But we have seen changes. For example, there are a number of folks that are coming in on their own. During regular times, it was usually about a quarter to 30% of the visitors to the site. But during this COVID-19 period, about half of our traffic is made up of what we call DIY (do it yourself) applicants. We will frequently refer them to a partner for legal support. The other half of the traffic is from our partners who use Citizenshipworks as the starting point for applicants.

New Americans Campaign: But now the world is completely different. Are more partners reaching out to you?

Sandra Sandoval Chavarria: Yes. We hosted a series of four webinars at the end of February and the beginning of March, where we shared the experience of our virtual review partners. There were over a hundred people who attended each of the sessions. Our partners have been really creative with how they are using Citizenshipworks, or how they might change their workflow. I think the pandemic has motivated partners to think about what these remote services should look like.

We’ve always encouraged partners to think about a process in which they provide some sort of service over the phone, whether it’s getting people to start on Citizenshipworks, or to begin the application ahead of a workshop event. That way, if a problem comes up, they can reach out beforehand.

New Americans Campaign: Do you have examples?

Sandra Sandoval Chavarria: One example that comes to mind is how the Immigrant Welcome Center in Indianapolis and the virtual review team at Asian Americans Advancing Justice-LA are working together. The Immigrant Welcome Center is a NAC affiliate who needed more remote legal capacity during this time.
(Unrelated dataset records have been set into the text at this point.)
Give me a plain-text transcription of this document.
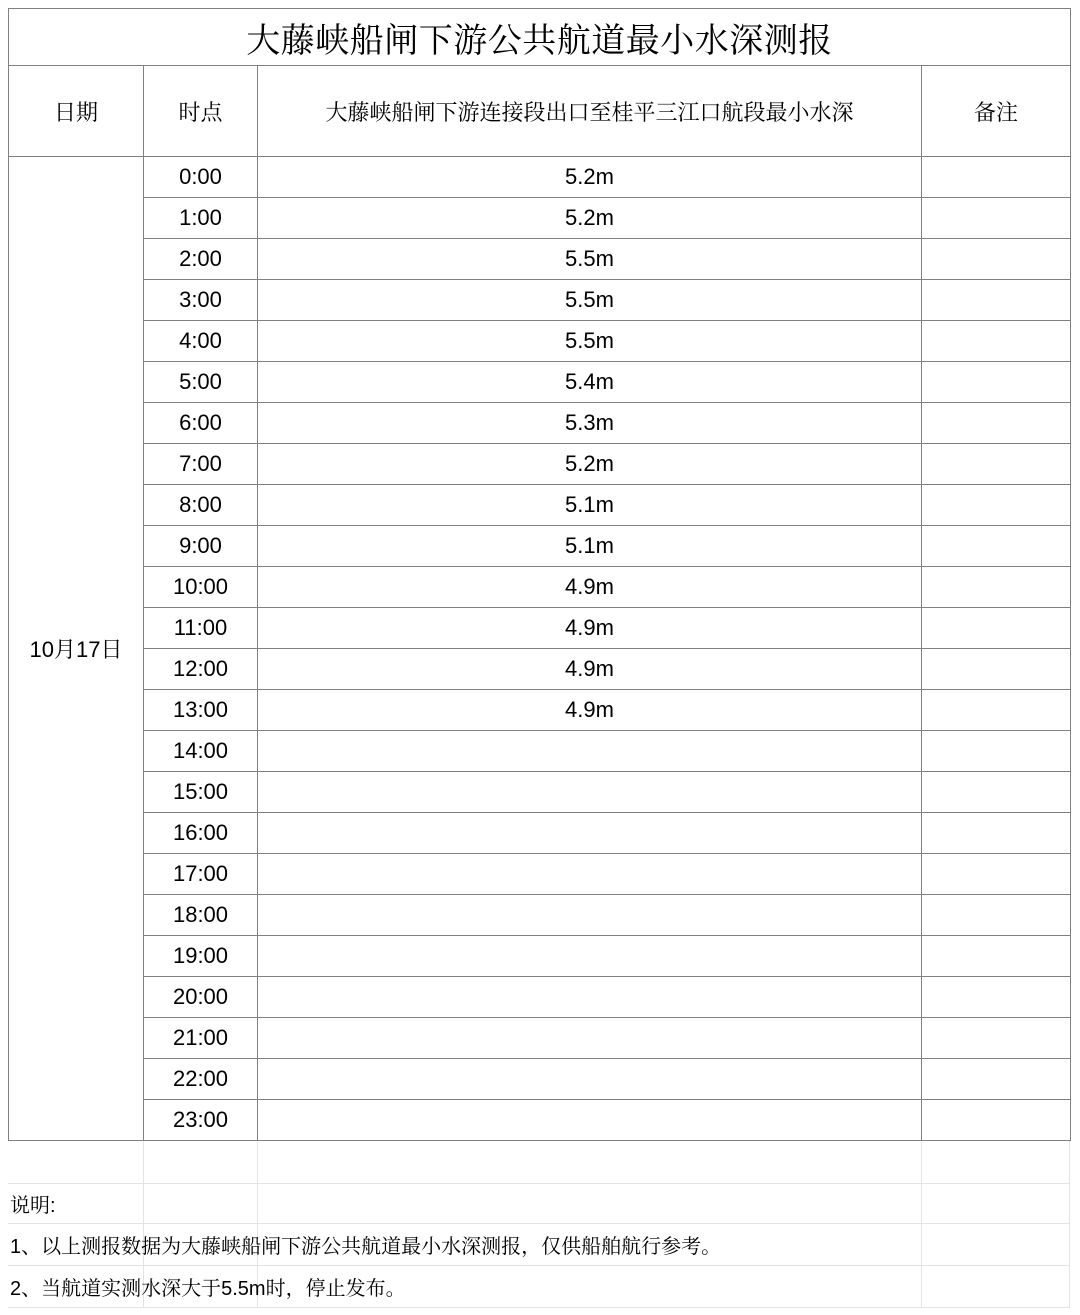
大藤峡船闸下游公共航道最小水深测报			
日期	时点	大藤峡船闸下游连接段出口至桂平三江口航段最小水深	备注
10月17日	0:00	5.2m	
	1:00	5.2m	
	2:00	5.5m	
	3:00	5.5m	
	4:00	5.5m	
	5:00	5.4m	
	6:00	5.3m	
	7:00	5.2m	
	8:00	5.1m	
	9:00	5.1m	
	10:00	4.9m	
	11:00	4.9m	
	12:00	4.9m	
	13:00	4.9m	
	14:00		
	15:00		
	16:00		
	17:00		
	18:00		
	19:00		
	20:00		
	21:00		
	22:00		
	23:00		
说明:
1、以上测报数据为大藤峡船闸下游公共航道最小水深测报，仅供船舶航行参考。
2、当航道实测水深大于5.5m时，停止发布。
So, the Immigrant Welcome Center will help the applicant work their way through the application and then they will refer them to Carolyn Kim and her team at Advancing Justice for a final legal review and next steps.

We also have partners like Arkansas United who works with Michigan United. They’ve been a really good example of partners that have built their own workflows in which they incorporate volunteers. For people who might not be tech savvy, Arkansas United is able to help clients create their accounts over the phone and answer basic questions. Ultimately someone at Michigan United reviews the application. While aspects of Citizenshipworks and a workshop model worked really well, we are trying to replicate it in a way that works over the phone and still serves their populations.

New Americans Campaign: Since the pandemic began keeping everyone at home, have you noticed changes in the ways that the lawful permanent residents, themselves, are coming to Citizenshipworks, or accessing and completing the N-400 form?

Sandra Sandoval Chavarria: We have always wondered whether people would be hesitant about services delivered over the phone or video. Since the pandemic, people are less hesitant than before. It may be because they see their children going to school over Zoom, but I also think they are more comfortable with getting services over the phone from a legal partner. It makes sense to them now. We  give the applicant context, and we explain the process and the steps toward completion. But there are still barriers. People don’t necessarily have access to a printer, and maybe they don’t feel comfortable going to a FedEx. The big barrier that we’re now facing, of course, is the upcoming increase in the naturalization application fee. We hear people say, “I’ll just wait until the office opens up again,” and we inform them they have to balance that against waiting too long and paying a new, higher fee.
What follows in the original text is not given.